Mr Campbell says Auckland prime industrial net face warehouse rents increased a further 3-4% over the past year, with secondary sector rents increasing by between 5% and 6%, albeit from a lower base. “Over the past three years, a common period for reviews, rents are up by around 10% to 12%. Canopy, yard space and operating expenses continue to edge higher as well,” he says.

Bayleys predicts existing premises will experience rent increases of between 2% and 4% pa depending on the level of ‘over’ or ‘under’ renting. New build premises will likely be near the top of this range. The rate of prime yield compression over the past year has again been significant with a further decrease of 120 basis points to 5.4%. However, this rate of compression is likely to slow given interest rates are already edging higher. Although investors remain active, they are cautiously confident and are reassessing their levels of risk appropriately. 

However, the rate of prime yield change is still one of the largest and has significantly outpaced other major cities around the world, according to the latest Cushman & Wakefield data.

Further evidence of the sector’s popularity is illustrated in Bayleys’ research that found 56% of all Auckland’s annual commercial property sale transactions in 2016 were in the industrial sector.  Considering that 85% of all commercial property transactions in New Zealand sell for $2 million or less, industrial property - typically of a lower dollar value than the commercial office and retail sectors -  provides a large pool of opportunities, but bidding is competitive.

Crosshead: Market trends to watch

Future market trends include the ability to resource at the scale of activity required, infrastructure and congestion issues as well as the availability of stock to purchase.  Mr Campbell says: “History suggests many construction companies in New Zealand plan for short-term cyclical gains rather than the long-term, which increases costs. Increasing scale will alleviate many price pressures.

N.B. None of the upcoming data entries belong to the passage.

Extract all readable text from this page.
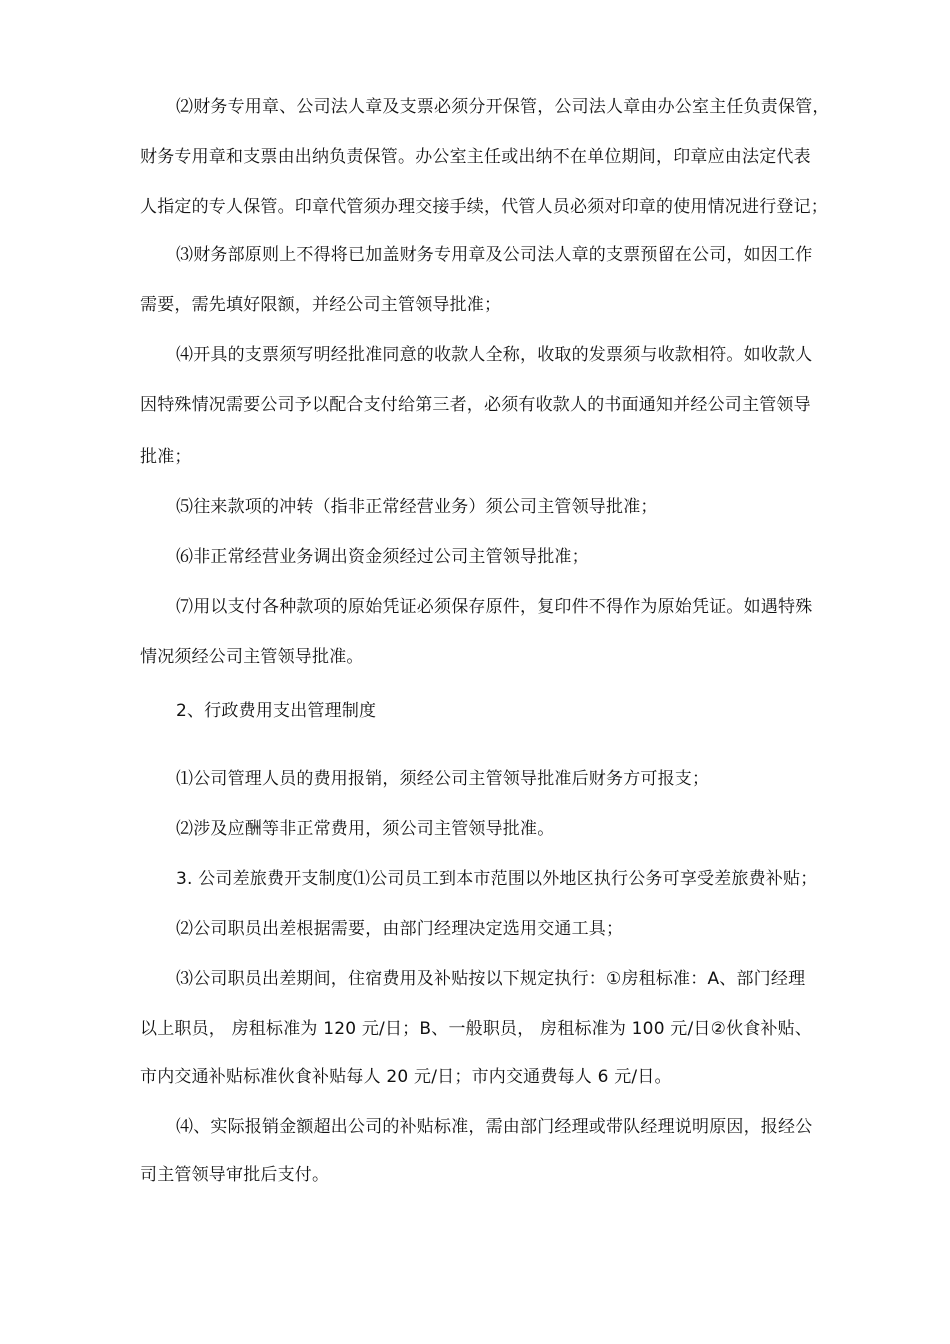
⑵财务专用章、公司法人章及支票必须分开保管，公司法人章由办公室主任负责保管，
财务专用章和支票由出纳负责保管。办公室主任或出纳不在单位期间，印章应由法定代表
人指定的专人保管。印章代管须办理交接手续，代管人员必须对印章的使用情况进行登记；
⑶财务部原则上不得将已加盖财务专用章及公司法人章的支票预留在公司，如因工作
需要，需先填好限额，并经公司主管领导批准；
⑷开具的支票须写明经批准同意的收款人全称，收取的发票须与收款相符。如收款人
因特殊情况需要公司予以配合支付给第三者，必须有收款人的书面通知并经公司主管领导
批准；
⑸往来款项的冲转（指非正常经营业务）须公司主管领导批准；
⑹非正常经营业务调出资金须经过公司主管领导批准；
⑺用以支付各种款项的原始凭证必须保存原件，复印件不得作为原始凭证。如遇特殊
情况须经公司主管领导批准。
2、行政费用支出管理制度
⑴公司管理人员的费用报销，须经公司主管领导批准后财务方可报支；
⑵涉及应酬等非正常费用，须公司主管领导批准。
3. 公司差旅费开支制度⑴公司员工到本市范围以外地区执行公务可享受差旅费补贴；
⑵公司职员出差根据需要，由部门经理决定选用交通工具；
⑶公司职员出差期间，住宿费用及补贴按以下规定执行：①房租标准：A、部门经理
以上职员， 房租标准为 120 元/日；B、一般职员， 房租标准为 100 元/日②伙食补贴、
市内交通补贴标准伙食补贴每人 20 元/日；市内交通费每人 6 元/日。
⑷、实际报销金额超出公司的补贴标准，需由部门经理或带队经理说明原因，报经公
司主管领导审批后支付。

“The sector is also experiencing pressure from the increase in travel time duration and fluctuation due to the lack of infrastructure investment. More central and local government spending is essential. In the interim, businesses will need to align their future accommodation, distribution and staff and recruitment strategies carefully.

“Despite these issues, the attractiveness of owning industrial property will continue, keeping bidding high. Assisting buyers will be the greater selection of stock to choose from over the next year.”